I dati dovrebbero essere resi disponibili in tempo reale alla Regione Autonoma
della Sardegna attraverso l’interfaccia con il Sistema Informativo Regionale Ambientale
(SIRA), nato col precipuo obiettivo di diffondere l’informazione ambientale sia in seno
alla Pubblica Amministrazione (Regione, Associazioni di Comuni, singoli Comuni) sia
ai soggetti privati portatori di reali interessi (stakeholder).
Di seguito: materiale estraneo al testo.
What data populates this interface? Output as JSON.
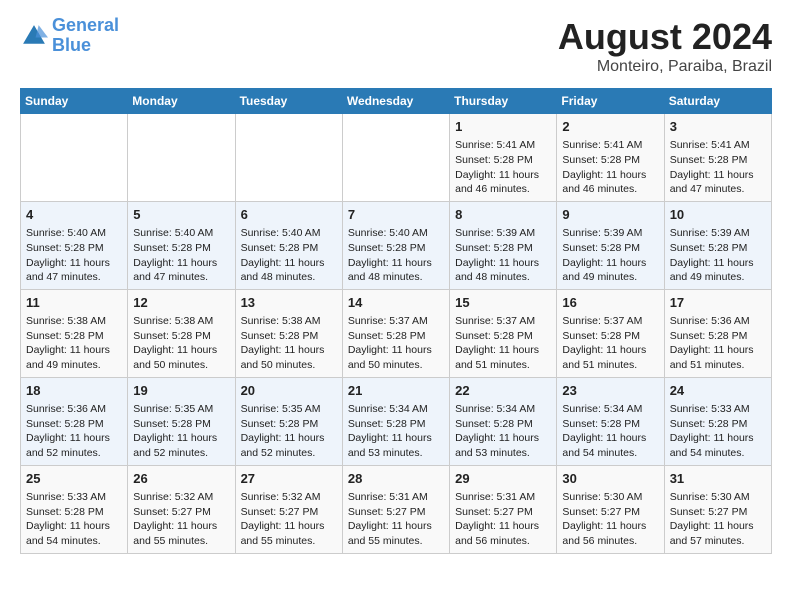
{
  "logo": {
    "line1": "General",
    "line2": "Blue"
  },
  "title": "August 2024",
  "subtitle": "Monteiro, Paraiba, Brazil",
  "weekdays": [
    "Sunday",
    "Monday",
    "Tuesday",
    "Wednesday",
    "Thursday",
    "Friday",
    "Saturday"
  ],
  "weeks": [
    [
      {
        "day": "",
        "info": ""
      },
      {
        "day": "",
        "info": ""
      },
      {
        "day": "",
        "info": ""
      },
      {
        "day": "",
        "info": ""
      },
      {
        "day": "1",
        "info": "Sunrise: 5:41 AM\nSunset: 5:28 PM\nDaylight: 11 hours\nand 46 minutes."
      },
      {
        "day": "2",
        "info": "Sunrise: 5:41 AM\nSunset: 5:28 PM\nDaylight: 11 hours\nand 46 minutes."
      },
      {
        "day": "3",
        "info": "Sunrise: 5:41 AM\nSunset: 5:28 PM\nDaylight: 11 hours\nand 47 minutes."
      }
    ],
    [
      {
        "day": "4",
        "info": "Sunrise: 5:40 AM\nSunset: 5:28 PM\nDaylight: 11 hours\nand 47 minutes."
      },
      {
        "day": "5",
        "info": "Sunrise: 5:40 AM\nSunset: 5:28 PM\nDaylight: 11 hours\nand 47 minutes."
      },
      {
        "day": "6",
        "info": "Sunrise: 5:40 AM\nSunset: 5:28 PM\nDaylight: 11 hours\nand 48 minutes."
      },
      {
        "day": "7",
        "info": "Sunrise: 5:40 AM\nSunset: 5:28 PM\nDaylight: 11 hours\nand 48 minutes."
      },
      {
        "day": "8",
        "info": "Sunrise: 5:39 AM\nSunset: 5:28 PM\nDaylight: 11 hours\nand 48 minutes."
      },
      {
        "day": "9",
        "info": "Sunrise: 5:39 AM\nSunset: 5:28 PM\nDaylight: 11 hours\nand 49 minutes."
      },
      {
        "day": "10",
        "info": "Sunrise: 5:39 AM\nSunset: 5:28 PM\nDaylight: 11 hours\nand 49 minutes."
      }
    ],
    [
      {
        "day": "11",
        "info": "Sunrise: 5:38 AM\nSunset: 5:28 PM\nDaylight: 11 hours\nand 49 minutes."
      },
      {
        "day": "12",
        "info": "Sunrise: 5:38 AM\nSunset: 5:28 PM\nDaylight: 11 hours\nand 50 minutes."
      },
      {
        "day": "13",
        "info": "Sunrise: 5:38 AM\nSunset: 5:28 PM\nDaylight: 11 hours\nand 50 minutes."
      },
      {
        "day": "14",
        "info": "Sunrise: 5:37 AM\nSunset: 5:28 PM\nDaylight: 11 hours\nand 50 minutes."
      },
      {
        "day": "15",
        "info": "Sunrise: 5:37 AM\nSunset: 5:28 PM\nDaylight: 11 hours\nand 51 minutes."
      },
      {
        "day": "16",
        "info": "Sunrise: 5:37 AM\nSunset: 5:28 PM\nDaylight: 11 hours\nand 51 minutes."
      },
      {
        "day": "17",
        "info": "Sunrise: 5:36 AM\nSunset: 5:28 PM\nDaylight: 11 hours\nand 51 minutes."
      }
    ],
    [
      {
        "day": "18",
        "info": "Sunrise: 5:36 AM\nSunset: 5:28 PM\nDaylight: 11 hours\nand 52 minutes."
      },
      {
        "day": "19",
        "info": "Sunrise: 5:35 AM\nSunset: 5:28 PM\nDaylight: 11 hours\nand 52 minutes."
      },
      {
        "day": "20",
        "info": "Sunrise: 5:35 AM\nSunset: 5:28 PM\nDaylight: 11 hours\nand 52 minutes."
      },
      {
        "day": "21",
        "info": "Sunrise: 5:34 AM\nSunset: 5:28 PM\nDaylight: 11 hours\nand 53 minutes."
      },
      {
        "day": "22",
        "info": "Sunrise: 5:34 AM\nSunset: 5:28 PM\nDaylight: 11 hours\nand 53 minutes."
      },
      {
        "day": "23",
        "info": "Sunrise: 5:34 AM\nSunset: 5:28 PM\nDaylight: 11 hours\nand 54 minutes."
      },
      {
        "day": "24",
        "info": "Sunrise: 5:33 AM\nSunset: 5:28 PM\nDaylight: 11 hours\nand 54 minutes."
      }
    ],
    [
      {
        "day": "25",
        "info": "Sunrise: 5:33 AM\nSunset: 5:28 PM\nDaylight: 11 hours\nand 54 minutes."
      },
      {
        "day": "26",
        "info": "Sunrise: 5:32 AM\nSunset: 5:27 PM\nDaylight: 11 hours\nand 55 minutes."
      },
      {
        "day": "27",
        "info": "Sunrise: 5:32 AM\nSunset: 5:27 PM\nDaylight: 11 hours\nand 55 minutes."
      },
      {
        "day": "28",
        "info": "Sunrise: 5:31 AM\nSunset: 5:27 PM\nDaylight: 11 hours\nand 55 minutes."
      },
      {
        "day": "29",
        "info": "Sunrise: 5:31 AM\nSunset: 5:27 PM\nDaylight: 11 hours\nand 56 minutes."
      },
      {
        "day": "30",
        "info": "Sunrise: 5:30 AM\nSunset: 5:27 PM\nDaylight: 11 hours\nand 56 minutes."
      },
      {
        "day": "31",
        "info": "Sunrise: 5:30 AM\nSunset: 5:27 PM\nDaylight: 11 hours\nand 57 minutes."
      }
    ]
  ]
}
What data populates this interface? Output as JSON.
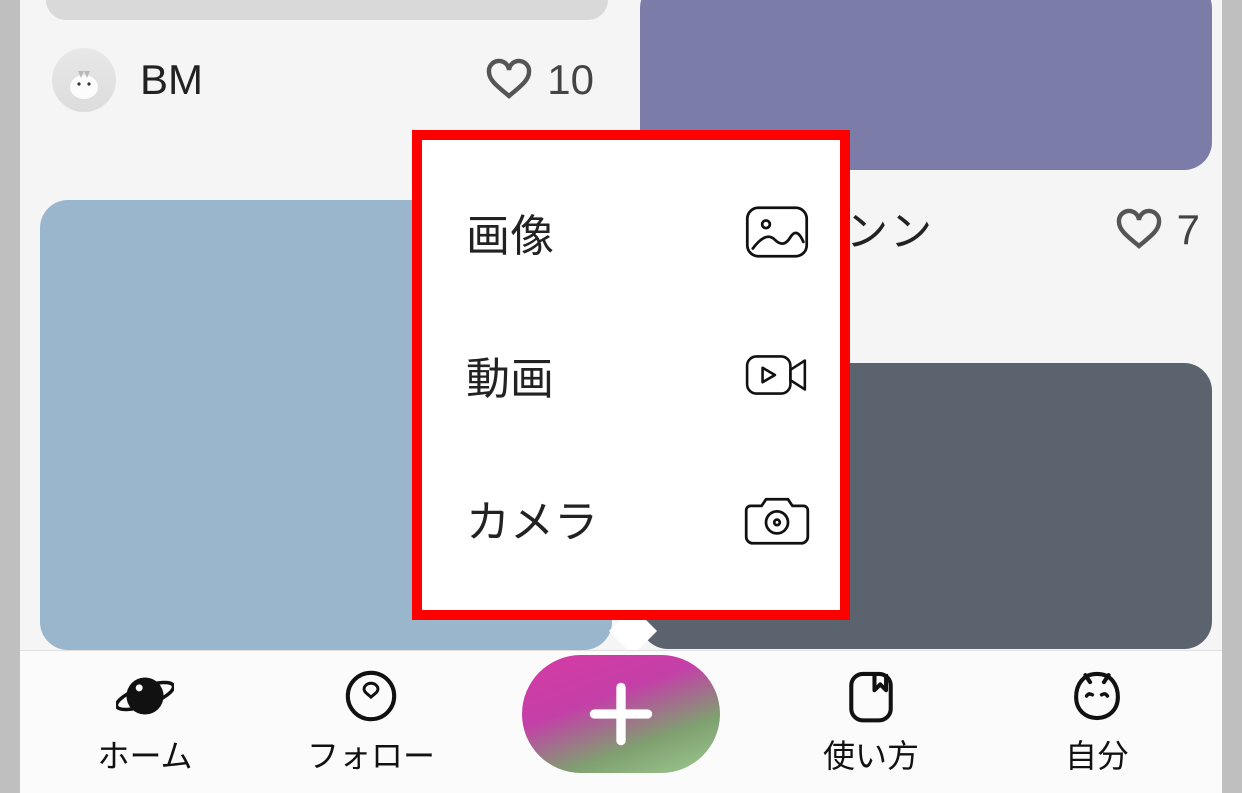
{
  "feed": {
    "card1": {
      "username": "BM",
      "likes": "10"
    },
    "card2": {
      "username_fragment": "ンン",
      "likes": "7"
    }
  },
  "compose_menu": {
    "items": [
      {
        "label": "画像",
        "icon": "image-icon"
      },
      {
        "label": "動画",
        "icon": "video-icon"
      },
      {
        "label": "カメラ",
        "icon": "camera-icon"
      }
    ]
  },
  "navbar": {
    "home": {
      "label": "ホーム"
    },
    "follow": {
      "label": "フォロー"
    },
    "howto": {
      "label": "使い方"
    },
    "me": {
      "label": "自分"
    }
  }
}
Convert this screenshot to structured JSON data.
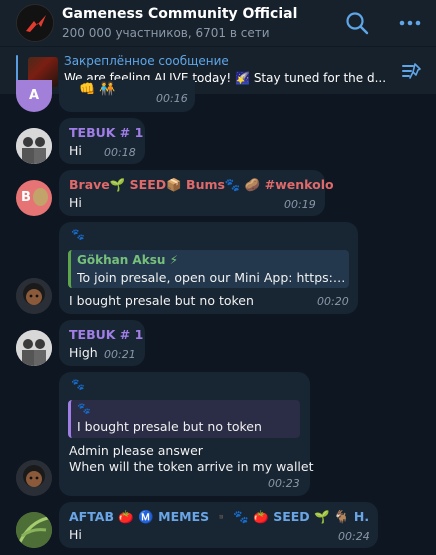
{
  "header": {
    "title": "Gameness Community Official",
    "subtitle": "200 000 участников, 6701 в сети"
  },
  "pinned": {
    "label": "Закреплённое сообщение",
    "text": "We are feeling ALIVE today! 🌠   Stay tuned for the d..."
  },
  "colors": {
    "background": "#0e1621",
    "header": "#17212b",
    "bubble": "#182533",
    "accent": "#5ea6e8",
    "name_purple": "#a07ee6",
    "name_red": "#e06a6a",
    "name_green": "#77c07a",
    "name_blue": "#6aa6e6"
  },
  "icons": {
    "search": "search-icon",
    "more": "more-dots-icon",
    "pinned_list": "pinned-list-icon"
  },
  "messages": [
    {
      "avatar_letter": "A",
      "time": "00:16"
    },
    {
      "sender": "TEBUK # 1",
      "text": "Hi",
      "time": "00:18"
    },
    {
      "avatar_letter": "B",
      "sender": "Brave🌱 SEED📦 Bums🐾 🥔 #wenkolo",
      "text": "Hi",
      "time": "00:19"
    },
    {
      "reply_name": "Gökhan Aksu ⚡",
      "reply_text": "To join presale, open our Mini App: https://...",
      "text": "I bought presale but no token",
      "time": "00:20"
    },
    {
      "sender": "TEBUK # 1",
      "text": "High",
      "time": "00:21"
    },
    {
      "reply_text": "I bought presale but no token",
      "text_line1": "Admin please answer",
      "text_line2": "When will the token arrive in my wallet",
      "time": "00:23"
    },
    {
      "sender": "AFTAB 🍅 Ⓜ️ MEMES ▪️ 🐾 🍅 SEED 🌱 🐐 H...",
      "text": "Hi",
      "time": "00:24"
    }
  ]
}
I parametri da monitorare, sia per mezzo di installazioni fisse sia utilizzando
mezzi mobili all’uopo attrezzati, dovrebbero riguardare, quanto meno, gli analiti chimico–fisici già contemplati dal decreto legislativo n. 152 del 2006 e s.m.i. Il piano di
indagine (condiviso e reso noto a tutte le parti interessate) dovrebbe essere orientato
alla ricerca di eventuali contaminazioni nelle matrici ambientali (suolo, sottosuolo,
acque superficiali, acque sotterranee, atmosfera) e dovrebbe quindi essere volto ad
accertare l’eventuale superamento delle concentrazioni soglia di contaminazione
(CSC) riportate in allegato 5 al D.Lgs. 152/2006 e s.m.i. e, in aggiunta, dovrebbe e
potrebbe contemplare – tra gli altri – anche i seguenti analiti: nano particelle, composti inorganici, idrocarburi policiclici aromatici (IPA), policlorobifenili, nitrobenzeni,
difenilammine, uranio, torio, radionuclidi naturali ed artificiali che emettono radiazioni
α (particelle composte da due protoni e due neutroni, ovverosia nuclei dell’atomo di
elio), radiazioni β (elettroni o positroni ad alta energia, espulsi da un nucleo atomico)
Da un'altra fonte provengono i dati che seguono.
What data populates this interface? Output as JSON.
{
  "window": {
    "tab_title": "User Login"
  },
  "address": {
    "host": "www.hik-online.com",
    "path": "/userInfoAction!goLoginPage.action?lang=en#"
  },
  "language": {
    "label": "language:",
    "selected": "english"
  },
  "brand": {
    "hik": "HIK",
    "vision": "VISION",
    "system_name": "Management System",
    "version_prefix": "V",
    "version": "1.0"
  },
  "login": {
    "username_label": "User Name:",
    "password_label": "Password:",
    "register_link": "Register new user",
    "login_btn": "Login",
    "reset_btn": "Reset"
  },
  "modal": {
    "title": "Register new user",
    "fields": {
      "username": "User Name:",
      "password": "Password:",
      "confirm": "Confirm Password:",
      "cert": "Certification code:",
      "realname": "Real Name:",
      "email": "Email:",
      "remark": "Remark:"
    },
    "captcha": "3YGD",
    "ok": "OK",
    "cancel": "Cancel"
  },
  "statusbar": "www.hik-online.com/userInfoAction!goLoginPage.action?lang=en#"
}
e radiazioni γ (fotoni ad alta energia emessi dal nucleo di un radionuclide), tungsteno,
perclorati, composti della nitro derivanti dal brillamento degli esplosivi.
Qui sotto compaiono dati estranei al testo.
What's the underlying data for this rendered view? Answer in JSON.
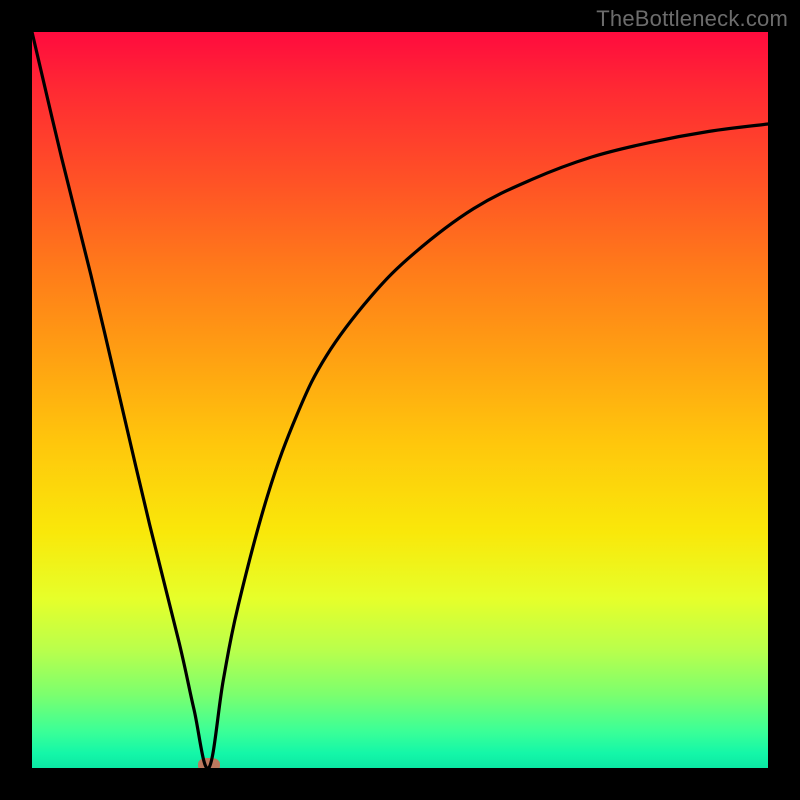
{
  "watermark": {
    "text": "TheBottleneck.com"
  },
  "chart_data": {
    "type": "line",
    "title": "",
    "xlabel": "",
    "ylabel": "",
    "x_range": [
      0,
      100
    ],
    "y_range": [
      0,
      100
    ],
    "grid": false,
    "legend": false,
    "cusp_x": 24,
    "series": [
      {
        "name": "bottleneck-curve",
        "x": [
          0,
          4,
          8,
          12,
          16,
          20,
          22,
          24,
          26,
          28,
          32,
          36,
          40,
          46,
          52,
          60,
          68,
          76,
          84,
          92,
          100
        ],
        "values": [
          100,
          83,
          67,
          50,
          33,
          17,
          8,
          0,
          12,
          22,
          37,
          48,
          56,
          64,
          70,
          76,
          80,
          83,
          85,
          86.5,
          87.5
        ]
      }
    ],
    "background_gradient": {
      "direction": "vertical",
      "stops": [
        {
          "pos": 0.0,
          "color": "#ff0b3e"
        },
        {
          "pos": 0.32,
          "color": "#ff7a1a"
        },
        {
          "pos": 0.56,
          "color": "#ffc70c"
        },
        {
          "pos": 0.77,
          "color": "#e6ff2a"
        },
        {
          "pos": 0.95,
          "color": "#3bff97"
        },
        {
          "pos": 1.0,
          "color": "#0be8a4"
        }
      ]
    },
    "marker": {
      "x": 24,
      "y": 0,
      "color": "#cf6b57"
    },
    "frame_color": "#000000",
    "curve_color": "#000000"
  }
}
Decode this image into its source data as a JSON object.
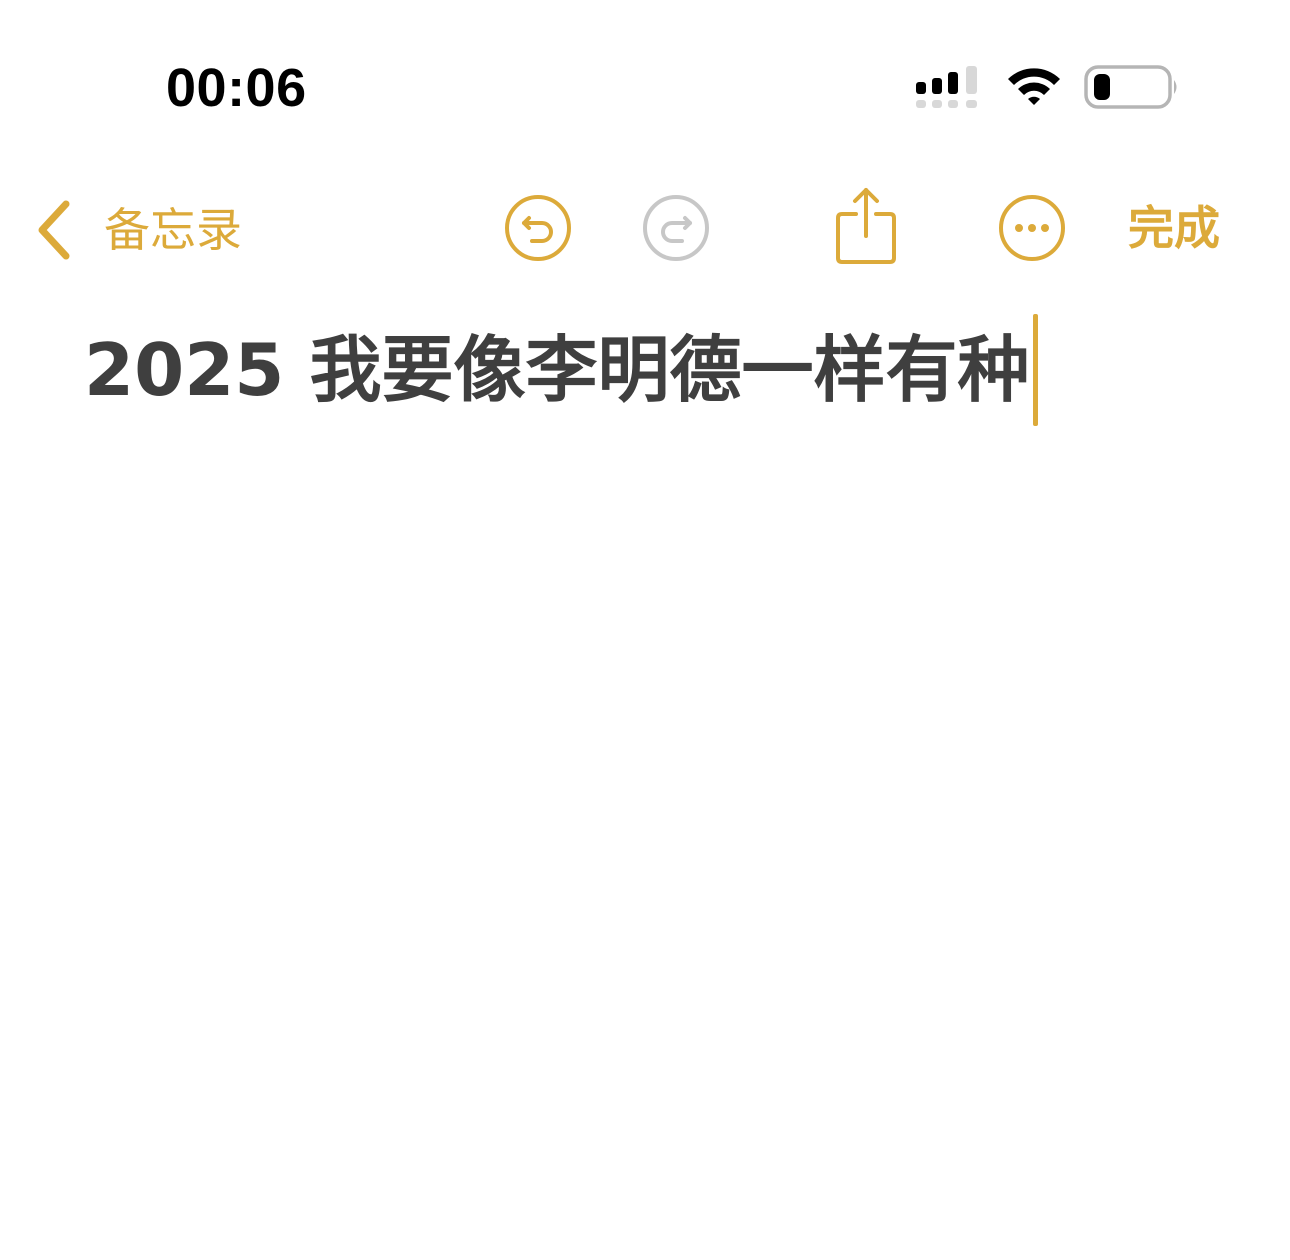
{
  "status_bar": {
    "time": "00:06",
    "cellular_icon": "cellular-signal-icon",
    "wifi_icon": "wifi-icon",
    "battery_icon": "battery-icon",
    "battery_level": 0.2
  },
  "nav": {
    "back_label": "备忘录",
    "back_icon": "chevron-left-icon",
    "undo_icon": "undo-icon",
    "redo_icon": "redo-icon",
    "share_icon": "share-icon",
    "more_icon": "ellipsis-circle-icon",
    "done_label": "完成"
  },
  "note": {
    "title": "2025 我要像李明德一样有种"
  },
  "colors": {
    "accent": "#dcaa3a",
    "text": "#3f3f3f",
    "disabled": "#c7c7c7",
    "background": "#ffffff"
  }
}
A sostegno di quanto più sopra caldeggiato da chi scrive, vale la pena rappresentare che sono già state programmate, da parte del Ministero della Difesa e della
NATO, delle attività di monitoraggio ambientale all’interno di aree militari (per esempio
a Capo San Lorenzo) da affidarsi a ditte e professionisti (esterni e indipendenti) di
comprovata esperienza e competenza; esse renderanno conto dei possibili fenomeni
di inquinamento in atto e della loro magnitudo e potranno (dopo circa un anno di
attività) costituire la base di conoscenza scientifica, da condividersi con i competenti
servizi della Regione Autonoma della Sardegna, per programmare e realizzare, laddove
necessario, previa analisi del rischio sito specifica, gli interventi di messa in sicurezza
e di bonifica necessari a restituire lo stato dei luoghi alle sue originarie condizioni,
anche in vista di una possibile futura smilitarizzazione di parte di esse, in sintonia con
le aspettative di molte parti interessate.